By Land
by Tyree Daye
Poetry
Spring/Summer 2018
Photo: darlene anita scott
Photo after photo measured
our way to Virginia Beach.
The family pressed against rest
stops, or on the hood of a car.
We measured our way by the fields connecting towns.
23 from here to Raleigh,
mostly tobacco with big white flowers.
We were so young and present.
We still knew how to let our bodies go.
Now, a field measured out and full of my kin.
I yell let go body into the night sky.
Let go body, let go body,
until I feel it like the holy ghost.
The old folks refer to this as God.
Before I saw and took a picture of the ocean
on my phone. I wanted to place an ocean in my mother’s backyard.
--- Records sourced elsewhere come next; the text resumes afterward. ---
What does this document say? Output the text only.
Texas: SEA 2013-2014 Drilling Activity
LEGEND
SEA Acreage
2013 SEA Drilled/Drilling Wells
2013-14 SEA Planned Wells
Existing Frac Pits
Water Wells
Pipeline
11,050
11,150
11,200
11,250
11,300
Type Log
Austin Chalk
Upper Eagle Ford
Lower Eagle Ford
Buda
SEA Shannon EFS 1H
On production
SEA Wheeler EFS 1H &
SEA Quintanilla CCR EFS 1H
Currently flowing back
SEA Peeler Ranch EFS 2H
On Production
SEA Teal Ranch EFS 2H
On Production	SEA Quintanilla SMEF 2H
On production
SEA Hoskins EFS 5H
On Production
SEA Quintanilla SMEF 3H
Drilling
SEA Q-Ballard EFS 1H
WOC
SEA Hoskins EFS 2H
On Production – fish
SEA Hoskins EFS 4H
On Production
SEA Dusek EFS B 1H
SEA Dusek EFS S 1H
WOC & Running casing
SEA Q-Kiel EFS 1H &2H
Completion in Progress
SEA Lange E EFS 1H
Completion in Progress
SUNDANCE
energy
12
I’ve always known it unmeasurable
like fear. It hurts I’d always said.
How could I have known
that the sky was clear
only over the field of my willingness?
Give me back to the water, the dark bodies
of my aunts, uncles and cousins. I’m yours
if you need me.
Tyree Daye is a poet from Youngsville, North Carolina. He is the winner of the 2017 APR/Honickman First Book Prize for his book River Hymns. Daye is a 2017 Ruth Lilly Finalist and Cave Canem fellow and longtime member of the editorial staff at Raleigh Review. He received his MFA in poetry from North Carolina State University. Daye's work has been published in Prairie Schooner, New York Times, and Nashville Review.